Oh, d'aucun va me dire que, non ils ne donnent pas des vœux à tout le monde, que non ce n'est pas hypocrite, et que non ils ne cirent pas les pompes en agissant de la sorte. Fort bien. J'accepte le propos, mais cela sous-entend alors que les dits vœux sont alors machinaux, sitôt dits sitôt oubliés, et qu'en conséquence ils ne valent guère plus que la salive gaspillée à lancer les deux mots fatidiques. Alors pourquoi se fouler la langue, quand on peut s'en épargner l'effort? Je ne renie par le droit d'être sympathique, pour ne pas dire lumineux de ceux qui nous donnent de la générosité et de l'espoir avec candeur, mais au-delà, je doute que tout le monde soit atteint de cette grâce, de ce cœur pur qui donne sans attendre quoi que ce soit en retour. Cynisme? Cruauté? Non, juste une lucidité ordinaire me faisant douter des gens.

Certains attendent sûrement de moi que je dénonce le consumérisme et le profit généré par les fêtes de fin d'année. Je l'ai déjà fait à tant de reprises qu'il serait mal venu de remettre le couvert, donc je vous laisse à vos réflexions sur ce que sont réellement ces fêtes. La seule à se demander est: fait-on preuve de sincérité avec les vœux et les cadeaux, ou bien le fait-on pour obtenir une tranquillité d'esprit?

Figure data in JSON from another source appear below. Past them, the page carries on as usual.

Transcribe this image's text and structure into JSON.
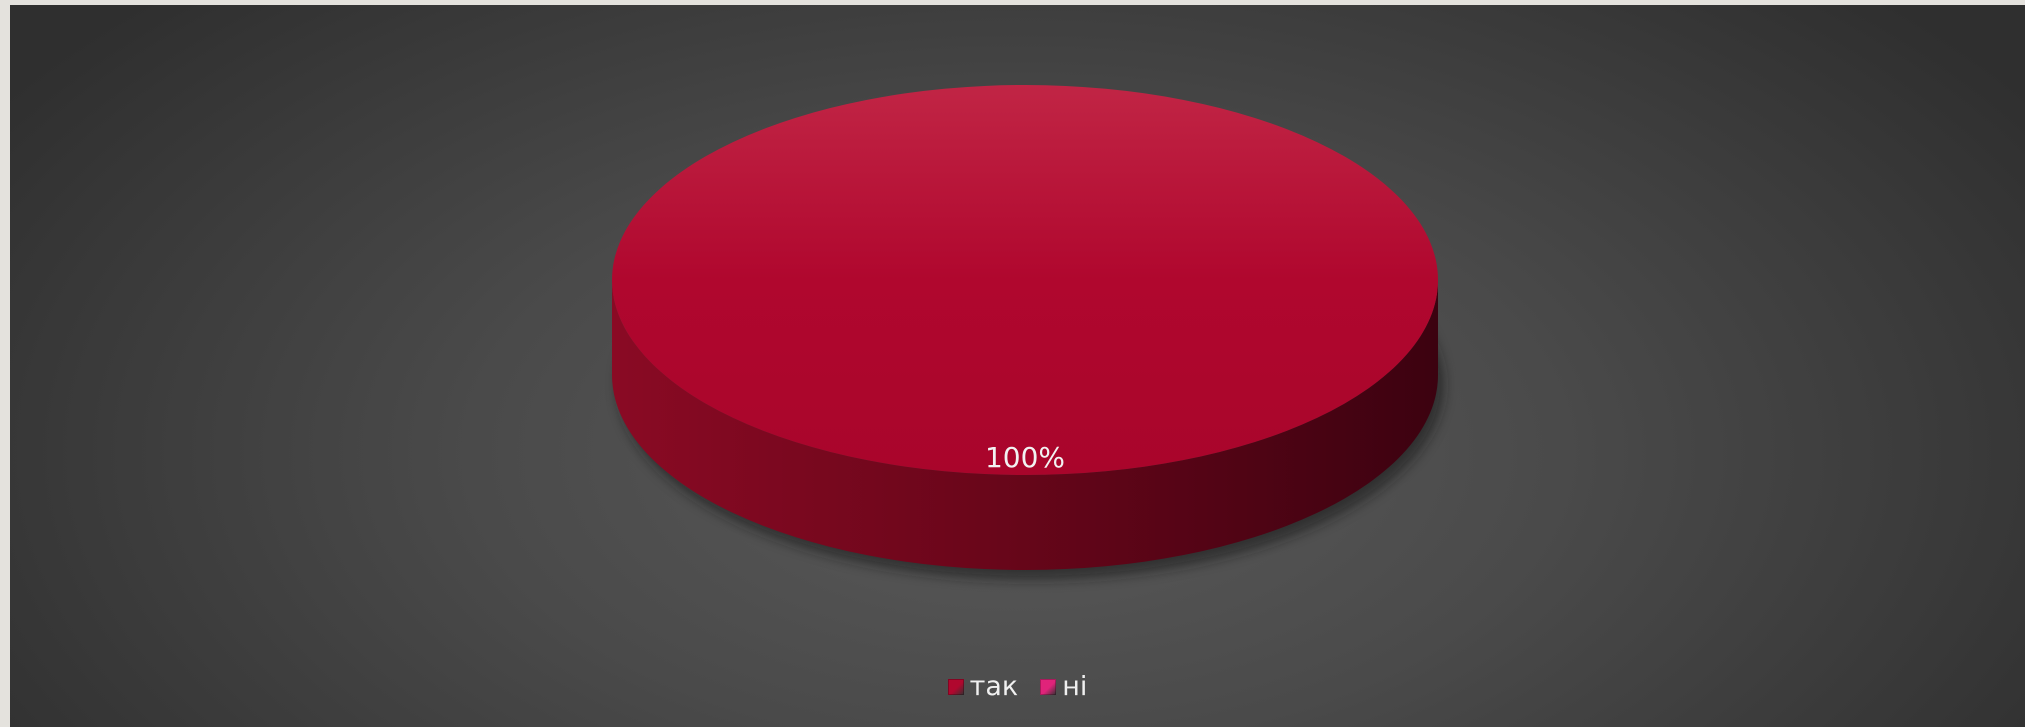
{
  "chart_data": {
    "type": "pie",
    "categories": [
      "так",
      "ні"
    ],
    "values": [
      100,
      0
    ],
    "data_labels": [
      "100%"
    ],
    "colors": [
      "#b0072e",
      "#e0237a"
    ],
    "legend_position": "bottom",
    "three_d": true
  },
  "legend": {
    "items": [
      {
        "label": "так",
        "color": "#b0072e"
      },
      {
        "label": "ні",
        "color": "#e0237a"
      }
    ]
  }
}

Bref. Je ne plierai pas: je hais les fêtes, et ça, ce n'est pas nouveau. Je les hais parce qu'elles ne représentent rien d'autre qu'une date sur un calendrier, parce qu'il serait de bon ton d'agir au quotidien et non de manière ponctuelle, et pardessus tout de cesser de suivre ces obligations parce que la masse agit de même. Cela ne me fait pas dire de ne pas répondre, car la politesse est importante à mes yeux, mais avant tout de ne donner du "bonne année" que lorsqu'on est convaincu qu'on le fait parce qu'on souhaite réellement une bonne année à l'autre… Je sais bien que c'est un cliché absolu, que je vais encore passer pour un misanthrope doublé d'une pourriture immorale, mais après tout, mieux vaut passer pour un con, que de l'être en faisant mine de ne pas l'être.

Sur ce, je vous souhaite non pas une bonne année, mais carrément "je vous souhaite que l'avenir vous sera plus agréable qu'il ne l'a été l'année dernière". Pourquoi cette différence? Parce qu'au moins, si vous ne me relisez jamais, j'aurai la certitude de ne pas cantonner mes vœux à une période temporelle restreinte, mais pour le plus longtemps possible!